Gerak sigap ayah yang dulu nyaris tertandingi oleh kiprahku kini tak lagi berbanding. Ayah melaju sendiri, mengurus ini, mengatur itu, menyimpan apa-apa dan juga memberi apa-apa. :- Ayah kalian perlu tangan kanan.........
Pada wajahnya yang menggembung gemuk, daging-daging bertonjolan di sekitar pelupuk matanya. Bening bola mata tua itu juga mulai surut, kata kalian. :- Maka ayah adalah lelaki lelah yang butuh peristirahatan tenteram barang sejenak.......
Lalu ada dua warna di kepala ayah kalian. Rambut yang menandakan ketuaan dengan segera. Selagi kalian bilang, jari jemari kalian pun masih cukup untuk menghitung uban di kepalaku. :- Ketuaan bisa diatur anak-anakku sayang. Kenteteraman jiwa dan pikiran, itulah kunci segalanya..........
Ayah adalah lelaki yang kini berbeda dari yang dulu. Lelaki yang penuh toleransi. Lelaki yang tak mengharuskan siapa menjadi siapa seperti di masa kalian cilik dulu. :- Pengelanaan dan pengembaraan jiwanya telah merubah segalanya sayangku. Ketahuilah itu.........
***
Karenanya kuminta kalian untuk beristirahat sekarang juga anak-anakku. Sebab lelakon kita boleh dikata sudah paripurna, dengan kau sebagai pemain pendukung yang tampil amat memuaskan. Mempesona banyak mata, mata-mata hati dari para dermawan yang mendermakan keikhlasan dan ketulusan hati mereka untuk menyokong keadaan kita.
Rebahkan tubuh-tubuh lesu kalian di sini, pada pembaringan yang dulu ditegakkan ayah kalian, di dekatku jua. Katupkan pelupukmu, kosongkan pikiranmu, tapi jangan lupa arahkan gendang telingamu untuk menangkap gita cinta yang akan kutembangkan sebagaimana biasanya dulu.

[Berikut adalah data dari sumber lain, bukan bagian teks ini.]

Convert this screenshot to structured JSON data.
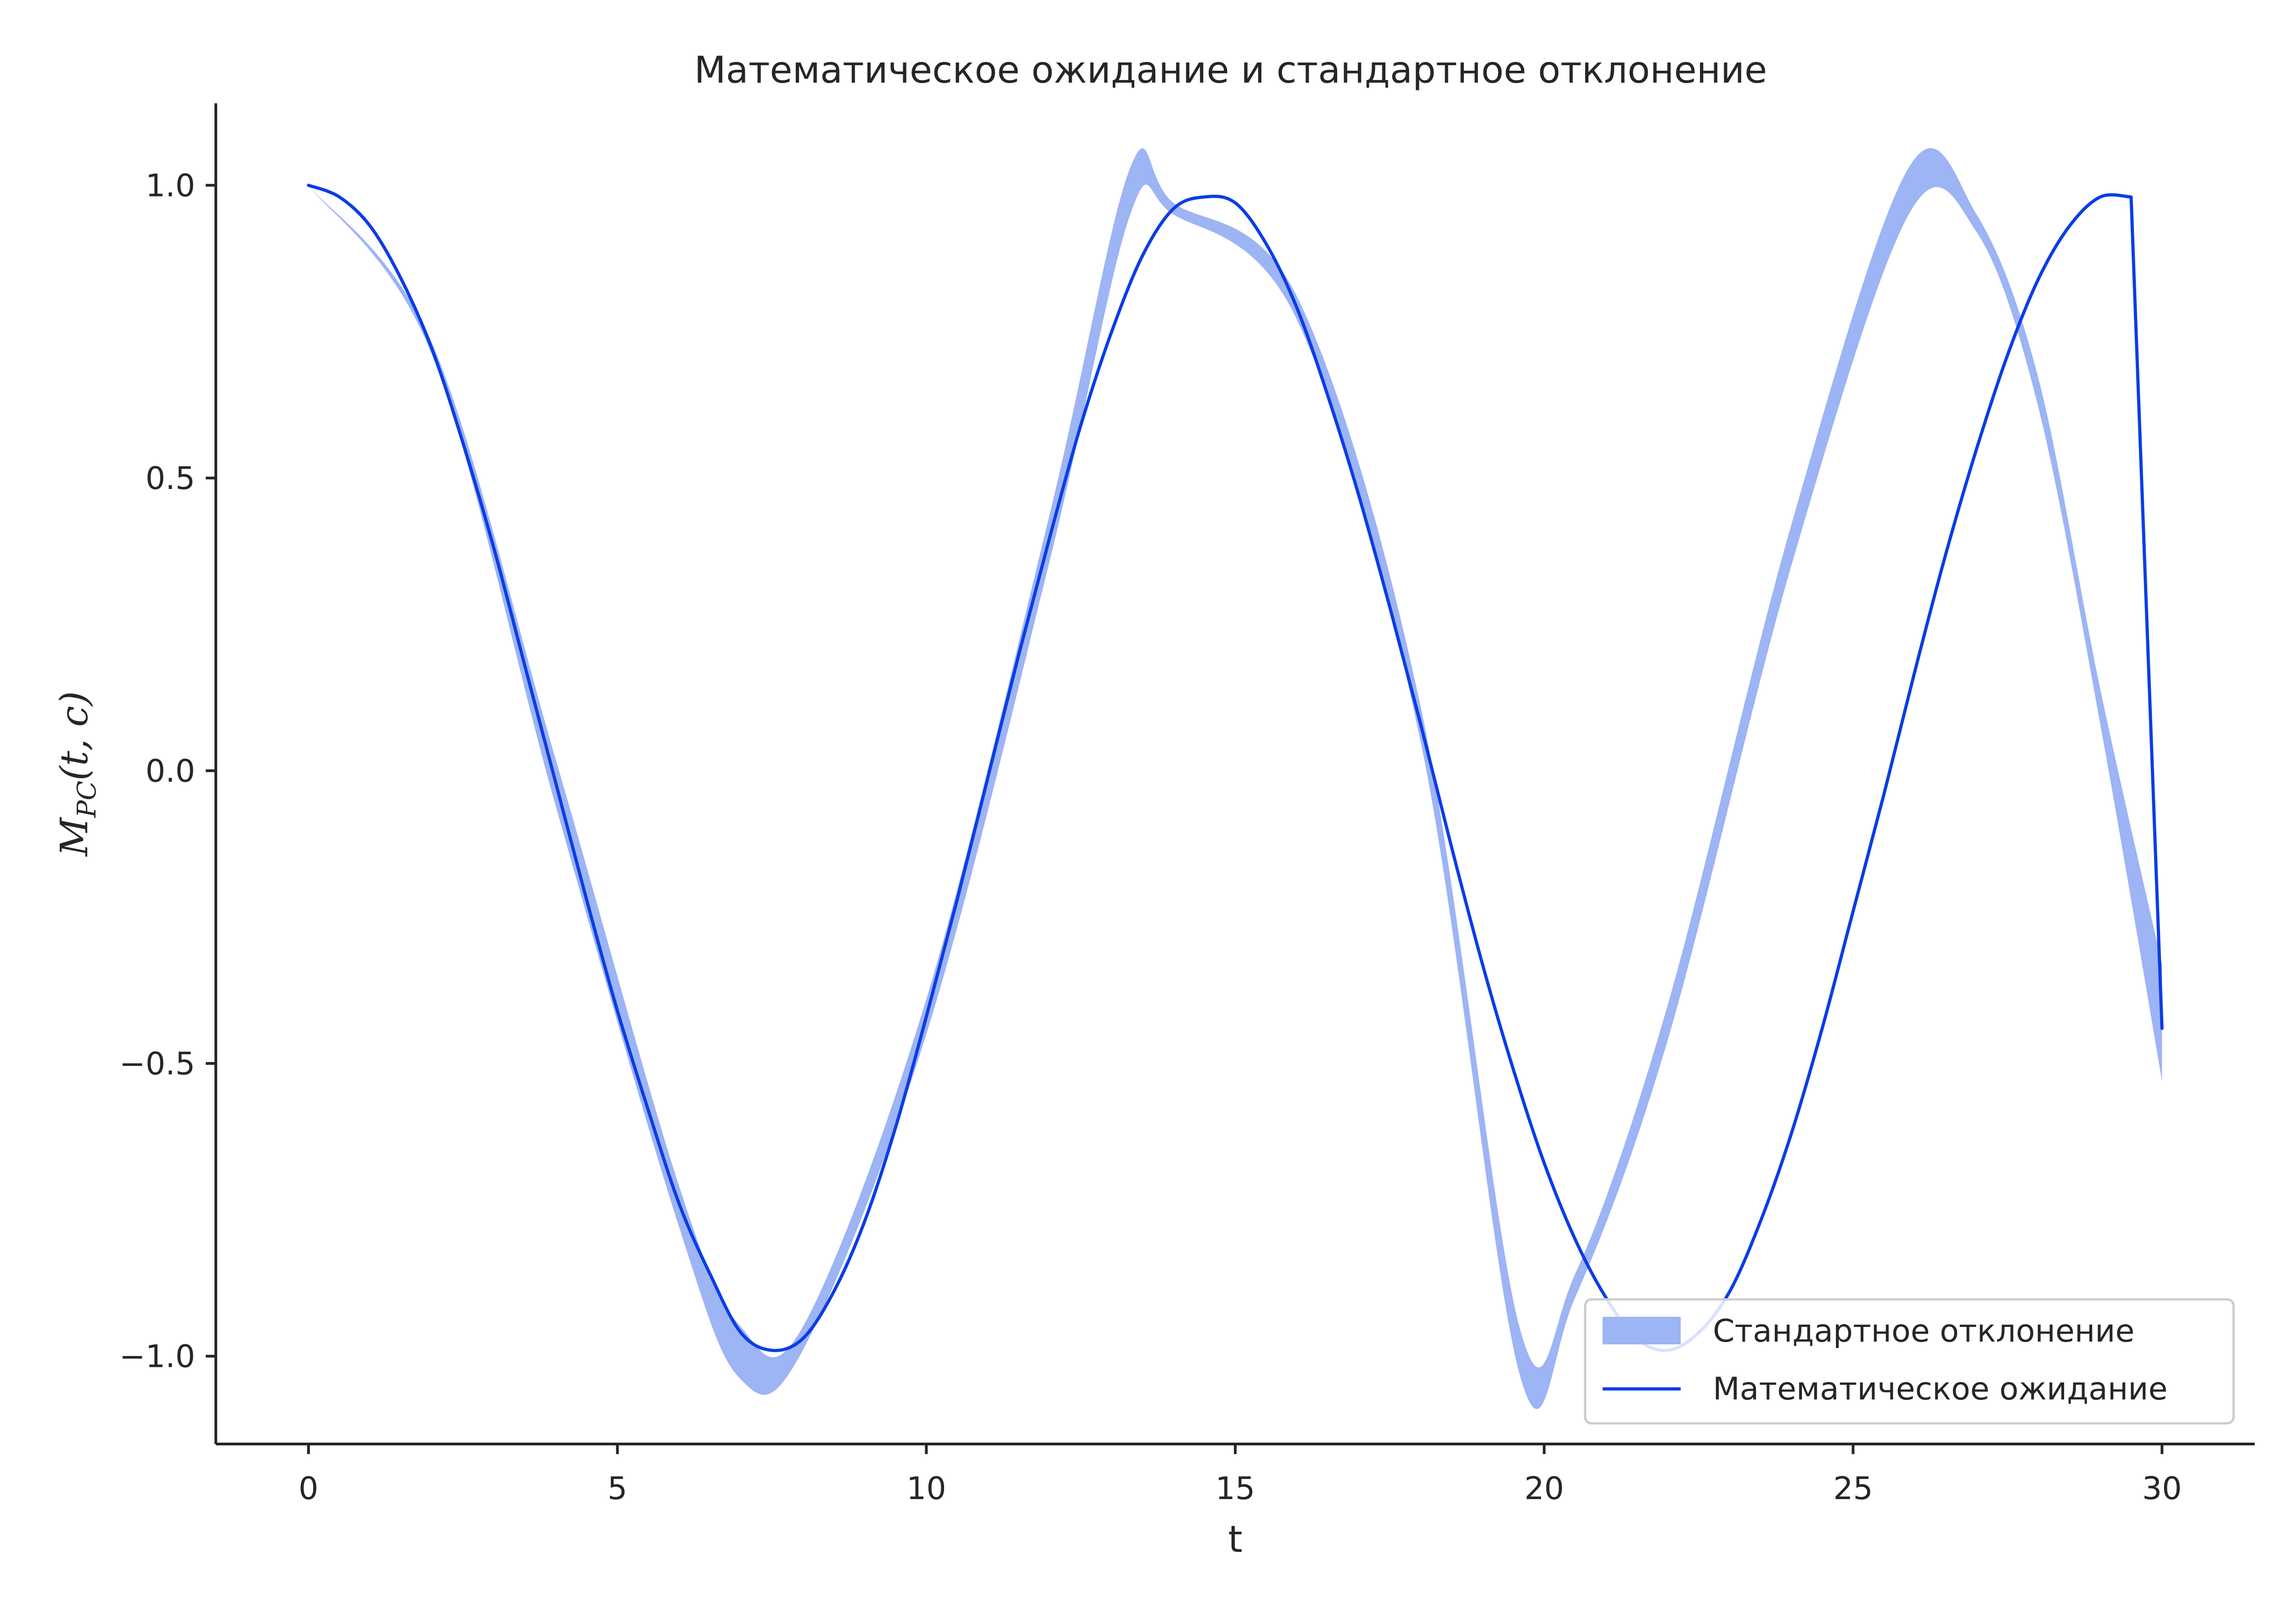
{
  "chart_data": {
    "type": "line",
    "title": "Математическое ожидание и стандартное отклонение",
    "xlabel": "t",
    "ylabel": {
      "main": "M",
      "sub": "PC",
      "args": "(t, c)"
    },
    "xlim": [
      -1.5,
      31.5
    ],
    "ylim": [
      -1.15,
      1.14
    ],
    "x_ticks": [
      0,
      5,
      10,
      15,
      20,
      25,
      30
    ],
    "x_tick_labels": [
      "0",
      "5",
      "10",
      "15",
      "20",
      "25",
      "30"
    ],
    "y_ticks": [
      -1.0,
      -0.5,
      0.0,
      0.5,
      1.0
    ],
    "y_tick_labels": [
      "−1.0",
      "−0.5",
      "0.0",
      "0.5",
      "1.0"
    ],
    "grid": false,
    "legend_position": "lower-right",
    "colors": {
      "line": "#0a3de6",
      "band": "#9db4f5",
      "axes": "#262626",
      "legend_border": "#cccccc"
    },
    "series": [
      {
        "name": "Математическое ожидание",
        "kind": "line",
        "x": [
          0,
          0.5,
          1,
          1.5,
          2,
          2.5,
          3,
          3.5,
          4,
          4.5,
          5,
          5.5,
          6,
          6.5,
          7,
          7.5,
          8,
          8.5,
          9,
          9.5,
          10,
          10.5,
          11,
          11.5,
          12,
          12.5,
          13,
          13.5,
          14,
          14.5,
          15,
          15.5,
          16,
          16.5,
          17,
          17.5,
          18,
          18.5,
          19,
          19.5,
          20,
          20.5,
          21,
          21.5,
          22,
          22.5,
          23,
          23.5,
          24,
          24.5,
          25,
          25.5,
          26,
          26.5,
          27,
          27.5,
          28,
          28.5,
          29,
          29.5,
          30
        ],
        "y": [
          1.0,
          0.98,
          0.93,
          0.84,
          0.72,
          0.56,
          0.38,
          0.18,
          -0.02,
          -0.22,
          -0.41,
          -0.58,
          -0.74,
          -0.86,
          -0.96,
          -0.99,
          -0.97,
          -0.89,
          -0.77,
          -0.61,
          -0.42,
          -0.22,
          -0.01,
          0.2,
          0.4,
          0.59,
          0.75,
          0.88,
          0.96,
          0.98,
          0.97,
          0.9,
          0.79,
          0.64,
          0.47,
          0.28,
          0.08,
          -0.13,
          -0.33,
          -0.51,
          -0.67,
          -0.8,
          -0.9,
          -0.97,
          -0.99,
          -0.96,
          -0.89,
          -0.77,
          -0.62,
          -0.44,
          -0.24,
          -0.04,
          0.17,
          0.37,
          0.55,
          0.71,
          0.84,
          0.93,
          0.98,
          0.98,
          -0.44
        ]
      },
      {
        "name": "Стандартное отклонение",
        "kind": "band",
        "x": [
          0,
          2,
          4,
          6,
          7,
          8,
          10,
          12,
          13.3,
          14,
          16,
          18,
          19.6,
          20.5,
          22,
          24,
          25.9,
          27,
          28,
          29,
          30
        ],
        "upper": [
          1.0,
          0.73,
          0.02,
          -0.71,
          -0.95,
          -0.95,
          -0.39,
          0.44,
          1.03,
          0.97,
          0.81,
          0.11,
          -0.95,
          -0.86,
          -0.4,
          0.42,
          1.03,
          0.95,
          0.67,
          0.14,
          -0.33
        ],
        "lower": [
          1.0,
          0.71,
          -0.06,
          -0.78,
          -1.04,
          -0.99,
          -0.45,
          0.36,
          0.95,
          0.95,
          0.77,
          0.05,
          -1.03,
          -0.9,
          -0.46,
          0.35,
          0.95,
          0.92,
          0.62,
          0.08,
          -0.53
        ]
      }
    ]
  }
}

Dengar, dengarkan kekasih hatiku, lagu cinta itu, bukti kecintaan Allah kepada kita. Teruslah benamkan diri di dalam alunannya, sebab kini kita telah terbebas, bahkan merdeka merajut mimpi! Sampai esok tiba. Ketika burung pelatuk telah pergi terbang menjauh, digantikan murai yang ceria menyemangati harimu. Maka terjagalah kau! Ajak aku untuk berangkat bersamamu, meniti hari-hari baru kalian yang sungguh berlainan dari cerita usang kita ini. Dan di situlah, Tuhan akan menjamu kita sepanjang masa! Allah Maha Bijaksana!